Pour les véhicules d’épargne retraite avec engagements sur le long terme, la stratégie flexible peut aider à gérer les risques d’inflation et de longévité. Elle peut s’exposer à des taux d’intérêt réels ou nominaux et modifier les allocations en fonction des changements d’environnement macro-économique. Ainsi, par exemple, si la montée de l’inflation peut se révéler bénéfique dans un premier temps pour les actions, une deuxième phase d’inflation peut avoir un impact nettement moins positif à leur égard.

Pour un système de retraite à prestations définies, une stratégie flexible pleinement diversifiée et offrant une protection contre les risques intrinsèques peut être utilisée pour assurer le volet de croissance du capital de la stratégie. Si les actifs de couverture couvrent les engagements du véhicule d’épargne retraite, et si l’appétit au risque de son administrateur se reflète dans le pourcentage de ces actifs alloué au fonds flexible, alors la stratégie flexible peut satisfaire les besoins, les objectifs et les engagements d’une caisse de retraite.

La stratégie flexible fonctionne également bien lorsqu’elle est sélectionnée comme option par défaut dans l’univers des régimes à cotisations définies. Elle offre aux membres un réel potentiel d’appréciation constante du capital et de réduction de la probabilité de subir des pertes importantes. En effet, il est particulièrement important d’éviter de grosses pertes notamment vers la fin de la vie active du bénéficiaire.

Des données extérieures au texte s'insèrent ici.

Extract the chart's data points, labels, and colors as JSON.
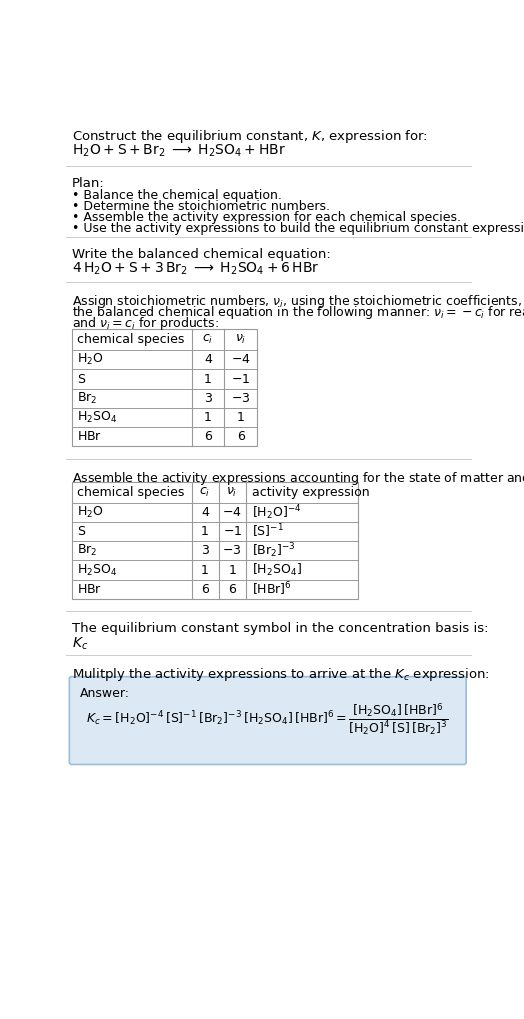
{
  "title_line1": "Construct the equilibrium constant, $K$, expression for:",
  "title_line2": "$\\mathrm{H_2O + S + Br_2 \\;\\longrightarrow\\; H_2SO_4 + HBr}$",
  "plan_header": "Plan:",
  "plan_items": [
    "• Balance the chemical equation.",
    "• Determine the stoichiometric numbers.",
    "• Assemble the activity expression for each chemical species.",
    "• Use the activity expressions to build the equilibrium constant expression."
  ],
  "balanced_header": "Write the balanced chemical equation:",
  "balanced_eq": "$\\mathrm{4\\,H_2O + S + 3\\,Br_2 \\;\\longrightarrow\\; H_2SO_4 + 6\\,HBr}$",
  "stoich_header_parts": [
    "Assign stoichiometric numbers, $\\nu_i$, using the stoichiometric coefficients, $c_i$, from",
    "the balanced chemical equation in the following manner: $\\nu_i = -c_i$ for reactants",
    "and $\\nu_i = c_i$ for products:"
  ],
  "table1_col_headers": [
    "chemical species",
    "$c_i$",
    "$\\nu_i$"
  ],
  "table1_rows": [
    [
      "$\\mathrm{H_2O}$",
      "4",
      "$-4$"
    ],
    [
      "$\\mathrm{S}$",
      "1",
      "$-1$"
    ],
    [
      "$\\mathrm{Br_2}$",
      "3",
      "$-3$"
    ],
    [
      "$\\mathrm{H_2SO_4}$",
      "1",
      "1"
    ],
    [
      "$\\mathrm{HBr}$",
      "6",
      "6"
    ]
  ],
  "activity_header": "Assemble the activity expressions accounting for the state of matter and $\\nu_i$:",
  "table2_col_headers": [
    "chemical species",
    "$c_i$",
    "$\\nu_i$",
    "activity expression"
  ],
  "table2_rows": [
    [
      "$\\mathrm{H_2O}$",
      "4",
      "$-4$",
      "$[\\mathrm{H_2O}]^{-4}$"
    ],
    [
      "$\\mathrm{S}$",
      "1",
      "$-1$",
      "$[\\mathrm{S}]^{-1}$"
    ],
    [
      "$\\mathrm{Br_2}$",
      "3",
      "$-3$",
      "$[\\mathrm{Br_2}]^{-3}$"
    ],
    [
      "$\\mathrm{H_2SO_4}$",
      "1",
      "1",
      "$[\\mathrm{H_2SO_4}]$"
    ],
    [
      "$\\mathrm{HBr}$",
      "6",
      "6",
      "$[\\mathrm{HBr}]^6$"
    ]
  ],
  "kc_header": "The equilibrium constant symbol in the concentration basis is:",
  "kc_symbol": "$K_c$",
  "multiply_header": "Mulitply the activity expressions to arrive at the $K_c$ expression:",
  "answer_label": "Answer:",
  "bg_color": "#ffffff",
  "answer_bg_color": "#dce9f5",
  "answer_border_color": "#9bbdd6",
  "table_border_color": "#999999",
  "sep_color": "#cccccc",
  "text_color": "#000000",
  "fs": 9.5,
  "sfs": 9.0
}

À la recherche d’une réelle diversification

Au regard de ce qui s’est passé en 2008, les investisseurs souhaitent que leur portefeuille soit réellement diversifié et puisse résister aux futurs chocs de marché. Une approche diversifiée « classique » fondant sa gestion des risques sur une diversification passive peut s’avérer inefficace en cas de crise. En revanche, une approche sélective et opportuniste permet de mieux s’adapter aux différents environnements, et de mieux gérer son exposition au marché afin d’améliorer les performances et de réduire les risques de pertes sur le portefeuille.